Laxmii, a commercial entertainer for the masses, is ideally suited to single screens in small town India rather than the digital-savvy multiplex audiences, said film industry experts.
Trade website Box Office India said the horror comedy could have made around ₹110 crore in domestic box office collections, in addition to satellite, digital and music right sales, had it gone to cinemas. Its digital debut spells bad news for both theatres and the OTT that paid around ₹100 crore for it. Even earlier digital releases like Gulabo Sitabo and Shakuntala Devi, on Amazon Prime Video, though not as heavily panned, had failed to impress streaming fans.
These OTT flops are fast raising concerns around the choice of films, high acquisition costs and no return on investments for streaming platforms. Disney did not respond to Mint’s queries on the response to Laxmii and the strategy thereafter.
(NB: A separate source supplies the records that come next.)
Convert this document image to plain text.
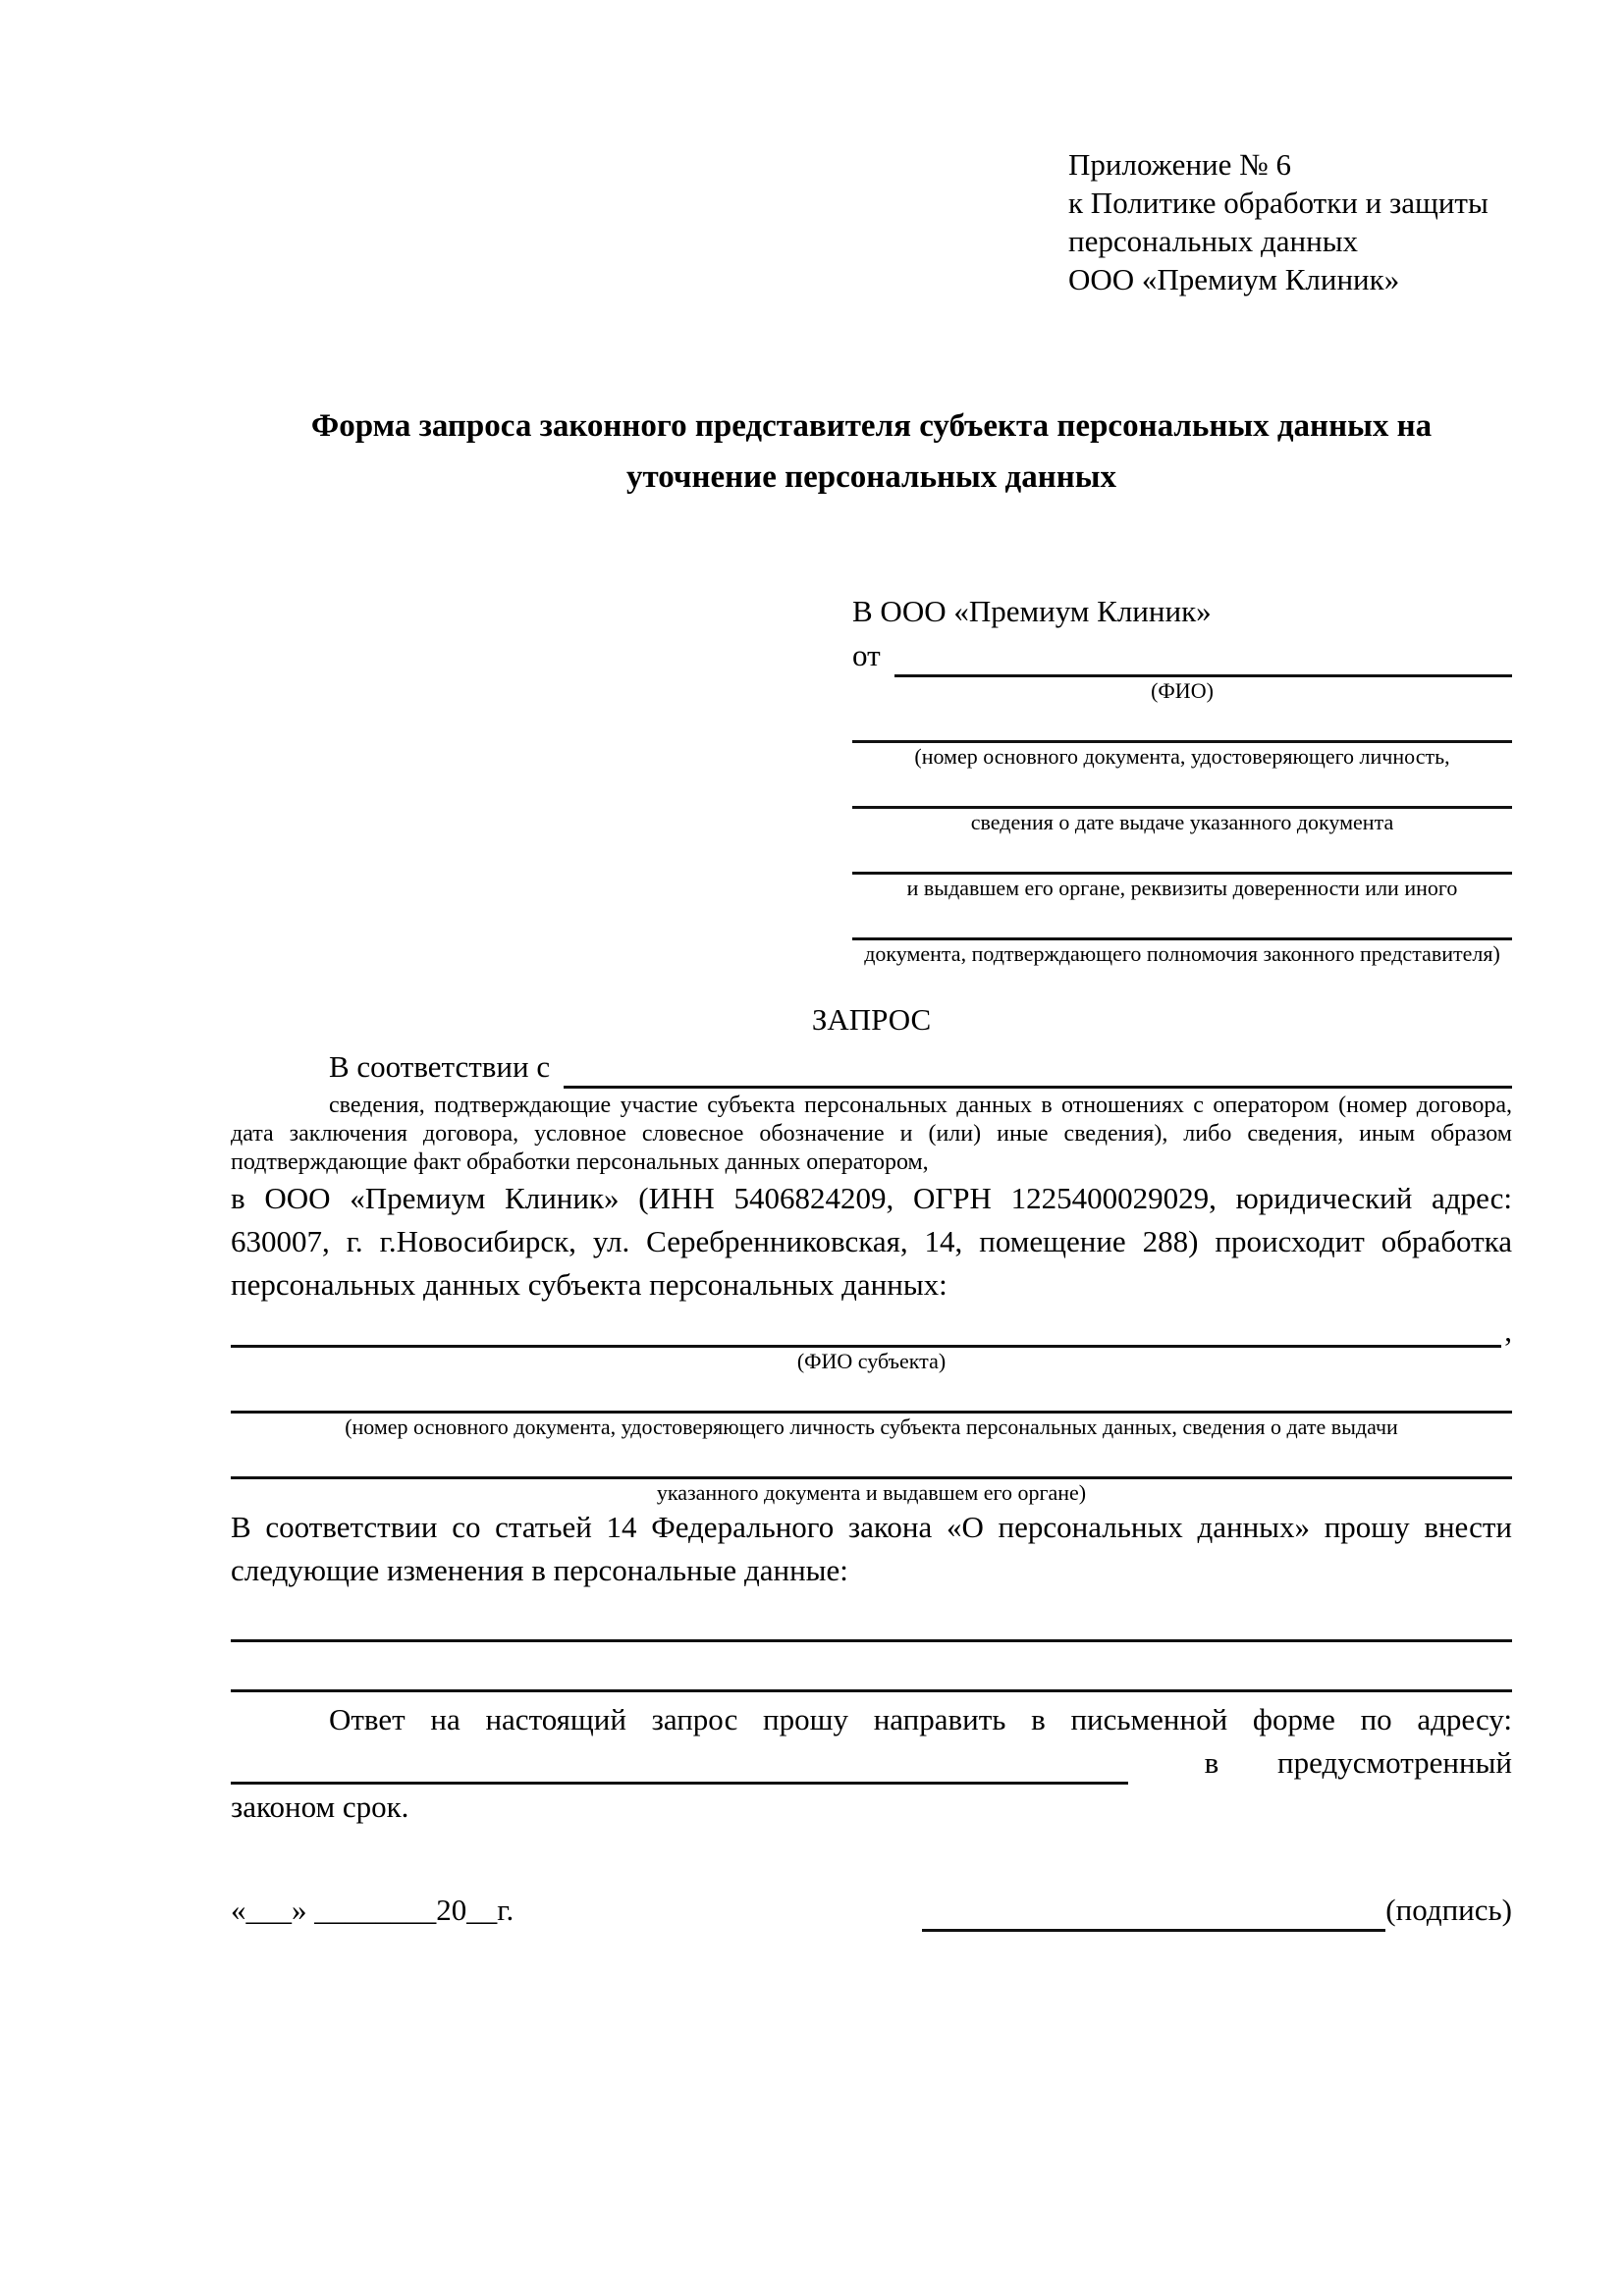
Приложение № 6
к Политике обработки и защиты
персональных данных
ООО «Премиум Клиник»
Форма запроса законного представителя субъекта персональных данных на уточнение персональных данных
В ООО «Премиум Клиник»
от
(ФИО)
(номер основного документа, удостоверяющего личность,
сведения о дате выдаче указанного документа
и выдавшем его органе, реквизиты доверенности или иного
документа, подтверждающего полномочия законного представителя)
ЗАПРОС
В соответствии с
сведения, подтверждающие участие субъекта персональных данных в отношениях с оператором (номер договора, дата заключения договора, условное словесное обозначение и (или) иные сведения), либо сведения, иным образом подтверждающие факт обработки персональных данных оператором,
в ООО «Премиум Клиник» (ИНН 5406824209, ОГРН 1225400029029, юридический адрес: 630007, г. г.Новосибирск, ул. Серебренниковская, 14, помещение 288) происходит обработка персональных данных субъекта персональных данных:
,
(ФИО субъекта)
(номер основного документа, удостоверяющего личность субъекта персональных данных, сведения о дате выдачи
указанного документа и выдавшем его органе)
В соответствии со статьей 14 Федерального закона «О персональных данных» прошу внести следующие изменения в персональные данные:
Ответ на настоящий запрос прошу направить в письменной форме по адресу:
в предусмотренный
законом срок.
«___» ________20__г.	(подпись)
“The low success of some of these films can be attributed to weak content. OTT may have suffered losses (in terms of subscriber retention), due to films doing below expectations, which will impact premiums being paid for Hindi films for a direct digital release," Karan Taurani, research analyst at Elara Capital Ltd said. A recent report by the investment firm had pointed out that less than 38% of all films released directly on digital platforms due to the pandemic have garnered decent ratings. Bihar-based exhibitor Vishek Chauhan agreed Laxmii was a film designed for single screen audiences and not elite subscribers who pay for shows like The Mandalorian, calling its direct-to-digital release “a big mistake."
Sanjeev Lamba, executive producer, Hungama Originals at Hungama Digital said the covid-19 pandemic has created much exuberance among OTT services to acquire mainstream Bollywood entertainers on price points substantially higher than what they would have shelled out before the pandemic.
“This is a short-term phenomenon and the prices will definitely come down. The movies are not doing as well as web originals, which are far more prolific. Many such as Scam 1992 have helped audiences taste blood with talented actors and storytelling," Lamba pointed out. That OTTs have quite voluntarily chosen to incur these losses is evident in the fact that many of them do not preview films before acquiring them and tend to be lured by big names and packaging.
According to a streaming tracker by Ormax Media for the week of Diwali and beyond, the top OTT offering with highest buzz was Amazon original Mirzapur 2, followed by Laxmii and MX Player’s Ashram. A senior executive at a digital agency said, after the initial enthusiasm created by promotions and marketing, Laxmii was rated at an average of 2 on a scale of 1 to 5 by users across platforms that engage with fans on streaming content.
However, many industry experts feel it is too early to expect OTT players to abandon Bollywood acquisitions. In response to Mint’s queries on Bollywood films receiving lukewarm response, Gaurav Gandhi, director and country general manager, Amazon Prime Video India said the company is delighted by customer response to both direct-to-digital movies and original series, and that all of these launches have led to a strong growth in new customers joining Prime as well as overall increase in viewership of Prime Video in India.
“Even the backlash helps create some kind of buzz. OTT players know web shows are more compelling content and they bring in long-term engagement but big-ticket films generate a lot of hype," said Balkrishna Hari Singh, founder and CEO, Frenzi - a single window search and recommendation app for streaming content.